If you put 10 points on a slide, your audience is going to jump ahead of you. Slides enable you to focus the attention of your audience on a single thought or idea.
Slides should be regarded as billboards. They are not pages of text.
With 12 words or less per slide, you can give your words some size. They’ll be easier to read, and they’ll look important.
Do not read slides as they appear. Slides should trigger your thoughts.
Don’t make every slide look the same. Use words, charts, simple graphs, cartoons or photographs to make your point.
Long rows of figures and statistically overpowering graphs are turn-offs for most audiences.

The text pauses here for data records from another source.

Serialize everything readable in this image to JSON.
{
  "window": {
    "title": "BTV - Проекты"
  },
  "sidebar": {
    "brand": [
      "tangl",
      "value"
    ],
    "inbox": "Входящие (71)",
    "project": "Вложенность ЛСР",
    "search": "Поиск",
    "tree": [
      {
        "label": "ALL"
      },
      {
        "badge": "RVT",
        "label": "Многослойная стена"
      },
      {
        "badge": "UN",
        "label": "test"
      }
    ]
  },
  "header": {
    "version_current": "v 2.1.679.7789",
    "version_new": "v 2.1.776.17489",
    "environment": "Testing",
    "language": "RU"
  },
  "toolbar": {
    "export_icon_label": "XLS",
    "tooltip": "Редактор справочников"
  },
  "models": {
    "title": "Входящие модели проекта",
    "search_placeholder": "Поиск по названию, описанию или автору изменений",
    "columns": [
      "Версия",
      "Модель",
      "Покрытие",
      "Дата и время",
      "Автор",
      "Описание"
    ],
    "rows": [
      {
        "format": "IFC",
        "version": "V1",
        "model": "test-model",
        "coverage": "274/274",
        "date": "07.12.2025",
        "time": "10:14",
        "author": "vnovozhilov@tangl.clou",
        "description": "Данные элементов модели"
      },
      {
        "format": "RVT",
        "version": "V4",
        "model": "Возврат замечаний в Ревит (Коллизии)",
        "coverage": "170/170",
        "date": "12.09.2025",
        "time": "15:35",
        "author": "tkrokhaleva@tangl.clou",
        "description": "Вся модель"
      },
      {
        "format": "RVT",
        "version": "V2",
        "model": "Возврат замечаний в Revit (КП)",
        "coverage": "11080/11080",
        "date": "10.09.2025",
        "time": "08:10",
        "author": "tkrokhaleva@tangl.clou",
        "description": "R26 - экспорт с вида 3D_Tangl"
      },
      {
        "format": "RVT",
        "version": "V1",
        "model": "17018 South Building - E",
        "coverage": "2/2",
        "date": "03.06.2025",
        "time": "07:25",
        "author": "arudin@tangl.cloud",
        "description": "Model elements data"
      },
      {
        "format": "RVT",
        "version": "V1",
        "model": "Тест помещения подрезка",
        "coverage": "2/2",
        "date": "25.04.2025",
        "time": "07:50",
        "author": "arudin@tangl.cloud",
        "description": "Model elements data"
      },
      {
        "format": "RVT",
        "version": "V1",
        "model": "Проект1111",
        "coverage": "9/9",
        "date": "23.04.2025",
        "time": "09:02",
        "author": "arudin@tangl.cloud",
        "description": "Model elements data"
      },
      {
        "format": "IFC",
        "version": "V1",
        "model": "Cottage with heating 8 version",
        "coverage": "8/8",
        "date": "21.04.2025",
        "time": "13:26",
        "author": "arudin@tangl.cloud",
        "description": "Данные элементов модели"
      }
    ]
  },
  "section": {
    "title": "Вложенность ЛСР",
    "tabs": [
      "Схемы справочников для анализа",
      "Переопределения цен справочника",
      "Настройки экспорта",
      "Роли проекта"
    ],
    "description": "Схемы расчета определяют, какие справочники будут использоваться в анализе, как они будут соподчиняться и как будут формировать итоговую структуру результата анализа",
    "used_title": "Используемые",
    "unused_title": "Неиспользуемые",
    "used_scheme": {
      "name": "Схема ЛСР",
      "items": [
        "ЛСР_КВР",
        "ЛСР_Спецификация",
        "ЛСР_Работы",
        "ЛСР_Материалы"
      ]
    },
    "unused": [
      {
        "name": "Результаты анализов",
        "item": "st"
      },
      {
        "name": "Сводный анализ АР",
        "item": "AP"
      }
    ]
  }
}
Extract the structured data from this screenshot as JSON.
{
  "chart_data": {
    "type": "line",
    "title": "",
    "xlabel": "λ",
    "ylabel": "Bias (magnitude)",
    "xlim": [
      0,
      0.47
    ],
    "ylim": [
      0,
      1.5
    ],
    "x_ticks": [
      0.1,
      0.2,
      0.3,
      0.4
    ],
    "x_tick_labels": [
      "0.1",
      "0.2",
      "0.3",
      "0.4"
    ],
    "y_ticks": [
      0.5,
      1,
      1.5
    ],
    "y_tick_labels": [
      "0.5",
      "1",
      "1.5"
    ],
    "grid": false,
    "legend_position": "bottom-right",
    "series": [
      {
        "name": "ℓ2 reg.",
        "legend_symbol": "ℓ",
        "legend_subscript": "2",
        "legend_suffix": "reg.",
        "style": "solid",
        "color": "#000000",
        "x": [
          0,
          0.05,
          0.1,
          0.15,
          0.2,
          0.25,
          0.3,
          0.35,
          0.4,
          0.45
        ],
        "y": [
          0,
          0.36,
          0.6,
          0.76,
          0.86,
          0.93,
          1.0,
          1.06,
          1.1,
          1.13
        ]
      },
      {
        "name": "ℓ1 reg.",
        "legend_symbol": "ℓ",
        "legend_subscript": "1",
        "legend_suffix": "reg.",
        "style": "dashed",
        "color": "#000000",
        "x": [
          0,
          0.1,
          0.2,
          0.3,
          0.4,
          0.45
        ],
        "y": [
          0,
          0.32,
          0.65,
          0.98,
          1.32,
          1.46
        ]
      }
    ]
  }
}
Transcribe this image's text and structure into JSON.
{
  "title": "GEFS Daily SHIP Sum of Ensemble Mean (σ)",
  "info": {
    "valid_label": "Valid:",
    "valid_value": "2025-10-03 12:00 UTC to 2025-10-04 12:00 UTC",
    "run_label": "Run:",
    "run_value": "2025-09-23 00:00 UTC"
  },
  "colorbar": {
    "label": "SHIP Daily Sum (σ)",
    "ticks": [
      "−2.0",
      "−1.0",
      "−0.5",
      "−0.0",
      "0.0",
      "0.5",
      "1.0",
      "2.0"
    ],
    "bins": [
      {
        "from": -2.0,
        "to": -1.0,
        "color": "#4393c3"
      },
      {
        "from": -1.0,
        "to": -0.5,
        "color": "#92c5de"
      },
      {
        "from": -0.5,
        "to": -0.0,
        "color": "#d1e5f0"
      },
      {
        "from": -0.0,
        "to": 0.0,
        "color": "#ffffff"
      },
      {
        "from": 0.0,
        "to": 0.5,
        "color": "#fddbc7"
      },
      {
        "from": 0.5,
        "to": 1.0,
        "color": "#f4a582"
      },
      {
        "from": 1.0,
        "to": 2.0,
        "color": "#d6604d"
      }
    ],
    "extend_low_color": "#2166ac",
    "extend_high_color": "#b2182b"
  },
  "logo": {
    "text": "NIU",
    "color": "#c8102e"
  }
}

Slides are a visual medium supported by an oral presentation. After all, a picture is worth a thousand words.
Cluttered slides discourage interest. The disciplines of good layout apply in slide design, as well as in advertisements.
If you’re showing a spread, use a horizontal slide. If you’re showing a page, use a vertical slide.
Color for color’s sake is an extravagance. Use color sparingly, for emphasis, not ornamentation.
This gives you the absolute freedom to say exactly what you want to say about each slide, before moving on to the next.
The visual should always correspond to what you are saying.
Know the slides are in proper order — and not upside down or backwards.
Say every word. Make every move. Don’t leave anything to chance. This is the most important and most often violated principle of persuasive presentation.